Padhi Abhishek, Agarwal Ashwini, Saxena Shailendra K, Katoch C D S
Department of Microbiology, All India Institute of Medical Sciences, Rajkot, Gujarat 360110 India.
Centre for Advanced Research (CFAR), Faculty of Medicine, King George's Medical University (KGMU), Lucknow, India.
Virusdisease. 2023 Sep;34(3):345-355. doi: 10.1007/s13337-023-00841-y. Epub 2023 Sep 21.

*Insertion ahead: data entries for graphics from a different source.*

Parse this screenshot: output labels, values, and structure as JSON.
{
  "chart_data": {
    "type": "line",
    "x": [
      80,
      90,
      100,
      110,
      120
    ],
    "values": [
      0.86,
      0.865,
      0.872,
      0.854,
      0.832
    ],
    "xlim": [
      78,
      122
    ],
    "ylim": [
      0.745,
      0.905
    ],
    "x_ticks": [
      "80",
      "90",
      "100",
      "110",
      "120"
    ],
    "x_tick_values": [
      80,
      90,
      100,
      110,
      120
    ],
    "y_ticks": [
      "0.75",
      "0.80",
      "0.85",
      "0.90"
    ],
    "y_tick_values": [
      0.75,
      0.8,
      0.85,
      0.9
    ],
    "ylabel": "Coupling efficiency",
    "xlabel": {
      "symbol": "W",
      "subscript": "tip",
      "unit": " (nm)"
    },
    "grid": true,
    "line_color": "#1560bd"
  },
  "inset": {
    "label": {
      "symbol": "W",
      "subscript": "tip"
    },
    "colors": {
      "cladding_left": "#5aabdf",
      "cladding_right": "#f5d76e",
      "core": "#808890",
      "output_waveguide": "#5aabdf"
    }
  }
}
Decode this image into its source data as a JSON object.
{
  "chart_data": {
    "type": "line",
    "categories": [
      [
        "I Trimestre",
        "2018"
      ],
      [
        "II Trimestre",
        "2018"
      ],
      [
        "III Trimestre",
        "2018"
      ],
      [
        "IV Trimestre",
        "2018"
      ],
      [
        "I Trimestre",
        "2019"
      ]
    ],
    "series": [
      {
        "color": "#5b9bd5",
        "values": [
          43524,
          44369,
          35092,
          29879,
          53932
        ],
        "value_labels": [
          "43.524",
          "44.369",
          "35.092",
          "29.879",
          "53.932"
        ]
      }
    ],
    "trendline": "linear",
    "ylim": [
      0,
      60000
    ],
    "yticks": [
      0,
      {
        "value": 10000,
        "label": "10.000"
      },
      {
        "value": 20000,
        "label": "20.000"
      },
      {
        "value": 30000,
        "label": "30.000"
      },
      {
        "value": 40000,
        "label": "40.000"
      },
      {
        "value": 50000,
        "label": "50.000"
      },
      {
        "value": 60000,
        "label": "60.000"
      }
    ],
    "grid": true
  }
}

In the rapidly evolving field of clinical virology, technological advancements have always played a pivotal role in driving transformative changes. This comprehensive review delves into the burgeoning integration of artificial intelligence (AI), machine learning, and deep learning into virological research and practice. As we elucidate, these computational tools have significantly enhanced diagnostic precision, therapeutic interventions, and epidemiological monitoring. Through in-depth analyses of notable case studies, we showcase how algorithms can optimize viral genome sequencing, accelerate drug discovery, and offer predictive insights into viral outbreaks. However, with these advancements come inherent challenges, particularly in data security, algorithmic biases, and ethical considerations. Addressing these challenges head-on, we discuss potential remedial measures and underscore the significance of interdisciplinary collaboration between virologists, data scientists, and ethicists. Conclusively, this review posits an outlook that anticipates a symbiotic relationship between AI-driven tools and virology, heralding a new era of proactive and personalized patient care.
在快速发展的临床病毒学领域,技术进步始终在推动变革性变化方面发挥着关键作用。这篇全面综述深入探讨了人工智能(AI)、机器学习和深度学习在病毒学研究与实践中的迅速融合。正如我们所阐明的,这些计算工具显著提高了诊断精度、治疗干预措施和流行病学监测水平。通过对显著案例研究的深入分析,我们展示了算法如何优化病毒基因组测序、加速药物发现,并对病毒爆发提供预测性见解。然而,随着这些进步也带来了一些固有挑战,特别是在数据安全、算法偏差和伦理考量方面。我们直面这些挑战,讨论了潜在的补救措施,并强调了病毒学家、数据科学家和伦理学家之间跨学科合作的重要性。总之,这篇综述提出了一种展望,预计人工智能驱动的工具与病毒学之间将形成共生关系,迎来主动和个性化患者护理的新时代。